When I was growing up in the Philippines, my parents insisted that we speak English as a first language at home. They then sent me to schools that supported that orientation. I learned Tagalog as a second language at school and a smattering of Spanish at home as a third. My parents believed that when I grew older I would travel, and that proper English would be the key to professional and personal fulfillment.

My parents were right. I make my living as a writer in America.

It’s too bad that America is the land of Ain’t.

I don’t know how the word ain’t evolved. And it’s just the tip of the iceberg.

Let’s take a few samples of current idioms from advertising and media:

“…me and my Outback are ready for anything…” (Subaru Outback radio commercial)

“Verizon Wireless has five times more 3G coverage than AT&T.” (Verizon Wireless print ad & TV commercial)

“Brought to you directly from local ‘Fresidents’” (Fresno Scene magazine web site)

My grammar and spelling are by no means perfect. I often have to run to the AP Stylebook, Webster’s Dictionary, or MS Word’s spelling and grammar check utility to resolve some of my issues. Resolution usually only takes seconds.

But I do know when a sentence is wrong.

My English and Communications teachers would have given me an F if these examples of current patois ever appeared in my term papers, articles or scripts.

Poetic license. It’s the excuse most frequently invoked by marketing-type people when participles dangle, subjects and verbs disagree, headlines have too many characters.

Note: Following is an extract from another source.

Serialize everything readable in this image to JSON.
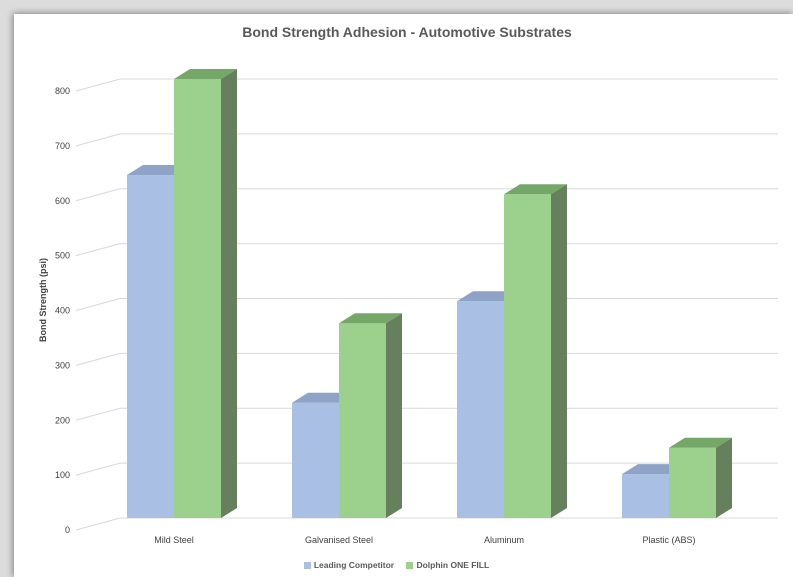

It’s unfortunate the resulting composition falls far short of any definition of poetry. (I do concede: “I can’t get no satisfaction” works. I’m a Rolling Stones fan.)

“…my Outback and I are ready…”

“Verizon Wireless 3G covers five times as much ground as AT&T.”

“Brought to you directly by local ‘Fresidents’”

It’s not difficult to express a thought in proper English. As a communications professional, I believe I have a responsibility to protect and respect the language that provides my livelihood.

I am compelled to set a good example for my audience to follow. While I can’t impose that sentiment on everyone, I, for one, will continue to write in English.